Geschichte Buddhismus: Shinran Shônin und die Laienbewegung

Der Laienbuddhismus ist von jeher einer der Fundamente des Buddhismus und essentieller Bestandteil der vierfachen Gemeinschaft, die aus Mönchen, Nonnen, Laienschülern und Laienschülerinnen besteht. Diese vier Personengruppen wurden von Siddhartha Gautama selbst als Garant für die Weitergabe der buddhistischen Lehre beschrieben.

In der Anguttara-Nikaya, der Sammlung der Angliederungen, findet sich in der deutschen Übersetzung, die von Nyanatiloka angefertigt wurde, folgende Worte Buddhas, welche die Laienbewegung explizit erwähnen:

  • Möget, ihr Mönche, der von Zuversicht erfüllte Laienbruder solchen rechten Wunsch hegen: ‚Dass ich doch sein möchte wie Citta, der Hausvater, und Hatthaka aus ālavi!‘, denn Citta, der Hausvater, und Hatthaka aus ālavi sind der Maßstab und die Richtschnur für meine Laienanhänger.
  • Möget, ihr Mönche, die von Zuversicht erfüllte Laienschwester solchen rechten Wunsch hegen: ‚Dass ich doch sein möchte wie die Laienschwester Khujjuttarā und Nandas Mutter aus Velukantaka!‘, denn die Laienschwester Khujjuttarā und Nandas Mutter aus Velukantaka sind der Maßstab und die Richtschnur für meine Laienanhängerinnen.

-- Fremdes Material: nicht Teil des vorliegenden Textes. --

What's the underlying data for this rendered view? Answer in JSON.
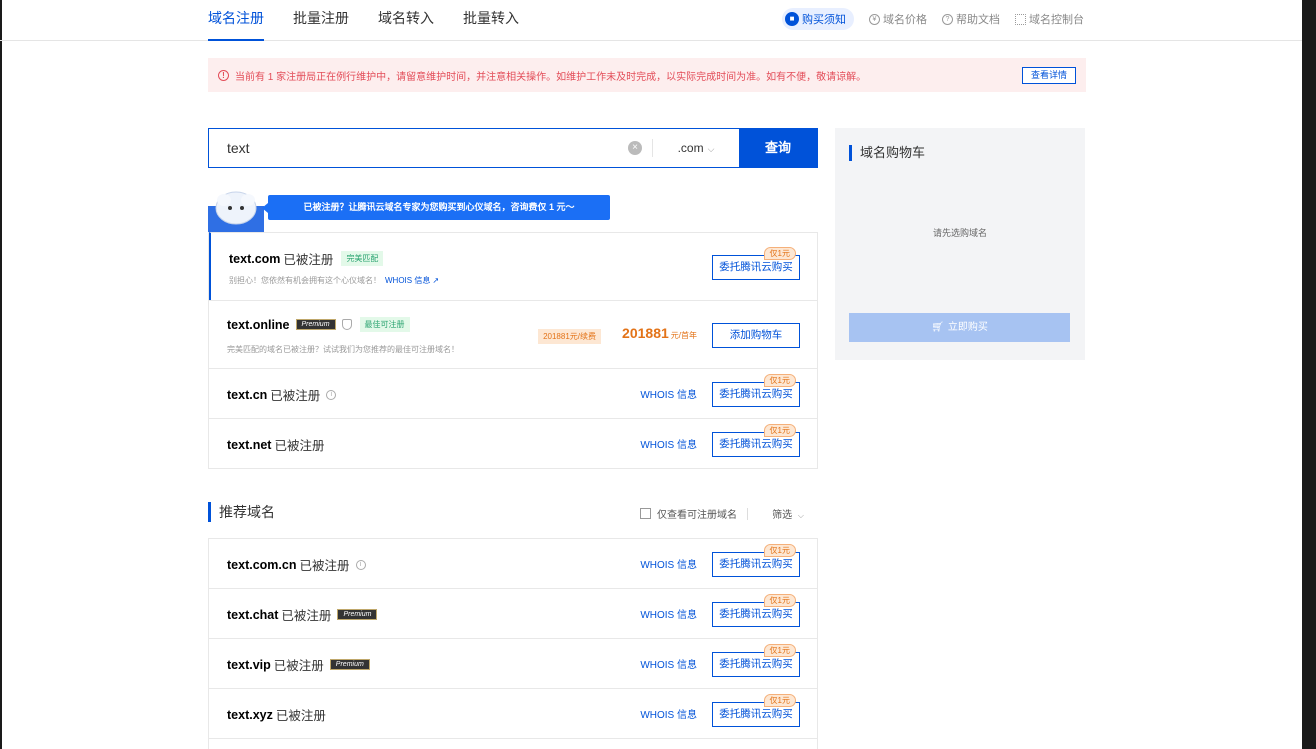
{
  "nav": {
    "tabs": [
      "域名注册",
      "批量注册",
      "域名转入",
      "批量转入"
    ],
    "active_tab": 0
  },
  "top_links": {
    "buy_notice": "购买须知",
    "price": "域名价格",
    "help": "帮助文档",
    "console": "域名控制台"
  },
  "alert": {
    "text": "当前有 1 家注册局正在例行维护中，请留意维护时间，并注意相关操作。如维护工作未及时完成，以实际完成时间为准。如有不便，敬请谅解。",
    "button": "查看详情"
  },
  "search": {
    "value": "text",
    "suffix": ".com",
    "button": "查询"
  },
  "promo": {
    "text": "已被注册？让腾讯云域名专家为您购买到心仪域名，咨询费仅 1 元～"
  },
  "results": [
    {
      "name": "text",
      "tld": ".com",
      "status": "已被注册",
      "tag": "完美匹配",
      "sub": "别担心！您依然有机会拥有这个心仪域名！",
      "sub_link": "WHOIS 信息",
      "button": "委托腾讯云购买",
      "badge": "仅1元"
    },
    {
      "name": "text",
      "tld": ".online",
      "premium": "Premium",
      "tag": "最佳可注册",
      "sub": "完美匹配的域名已被注册？试试我们为您推荐的最佳可注册域名！",
      "renew": "201881元/续费",
      "price": "201881",
      "price_unit": "元/首年",
      "button": "添加购物车"
    },
    {
      "name": "text",
      "tld": ".cn",
      "status": "已被注册",
      "whois": "WHOIS 信息",
      "button": "委托腾讯云购买",
      "badge": "仅1元"
    },
    {
      "name": "text",
      "tld": ".net",
      "status": "已被注册",
      "whois": "WHOIS 信息",
      "button": "委托腾讯云购买",
      "badge": "仅1元"
    }
  ],
  "recommend": {
    "title": "推荐域名",
    "checkbox_label": "仅查看可注册域名",
    "filter": "筛选",
    "items": [
      {
        "name": "text",
        "tld": ".com.cn",
        "status": "已被注册",
        "whois": "WHOIS 信息",
        "button": "委托腾讯云购买",
        "badge": "仅1元"
      },
      {
        "name": "text",
        "tld": ".chat",
        "status": "已被注册",
        "premium": "Premium",
        "whois": "WHOIS 信息",
        "button": "委托腾讯云购买",
        "badge": "仅1元"
      },
      {
        "name": "text",
        "tld": ".vip",
        "status": "已被注册",
        "premium": "Premium",
        "whois": "WHOIS 信息",
        "button": "委托腾讯云购买",
        "badge": "仅1元"
      },
      {
        "name": "text",
        "tld": ".xyz",
        "status": "已被注册",
        "whois": "WHOIS 信息",
        "button": "委托腾讯云购买",
        "badge": "仅1元"
      }
    ]
  },
  "cart": {
    "title": "域名购物车",
    "empty_text": "请先选购域名",
    "buy_button": "立即购买"
  }
}
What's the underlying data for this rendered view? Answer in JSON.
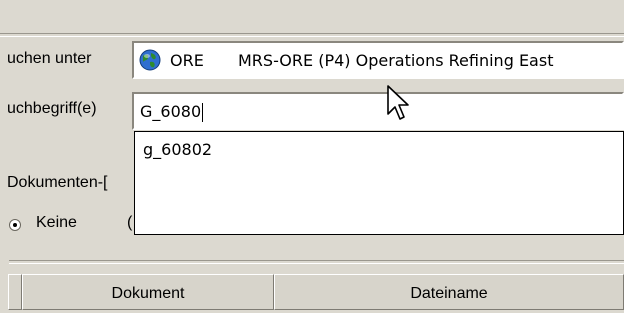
{
  "search_in": {
    "label": "uchen unter",
    "icon": "globe-icon",
    "code": "ORE",
    "description": "MRS-ORE (P4) Operations Refining East"
  },
  "search_term": {
    "label": "uchbegriff(e)",
    "value": "G_6080",
    "suggestions": [
      "g_60802"
    ]
  },
  "document_type": {
    "label": "Dokumenten-[",
    "radio_keine_label": "Keine",
    "radio_second_partial": "("
  },
  "results_table": {
    "columns": [
      "Dokument",
      "Dateiname"
    ]
  },
  "colors": {
    "dialog_bg": "#dcd9d0",
    "field_bg": "#ffffff"
  }
}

Als Shinran Shônin im Jahre 1173 in Hino, dem heutigen Stadtteil Fushimi-ku in Kyōto, geboren wurde, hatte sich jedoch der ordinierte Buddhismus als auch Laienbuddhismus bereits weit von den Idealen entfernt, die Siddhartha Gautama propagiert und gelebt hatte.

An die Stelle von umherziehenden Wanderern, die in ständigem Kontakt mit der Bevölkerung standen und die Ideale der buddhistischen Lehre in das Land getragen hatten, waren reiche Klöster getreten, die nur noch ein Schatten dessen waren, was den Buddhismus ausgezeichnet hatte.

Waren die Laien einst dazu angehalten, von Mönchen und Nonnen zu lernen, wurden sie nun nur noch als reine Gabenspender betrachtet, die dem Zweck dienten, den machthungrigen Oberen der Klöster noch mehr Macht und Reichtum zu bescheren.

Der institutionalisierte Buddhismus dieser Zeit hatte jedoch auch sein Gutes und konnte viele Werke von historischer Bedeutung, Gelehrte und wertvolles philosophisches Gedankengut hervorbringen. Dennoch war der einstige Gedanke, die Inspiration, in weite Ferne gerückt.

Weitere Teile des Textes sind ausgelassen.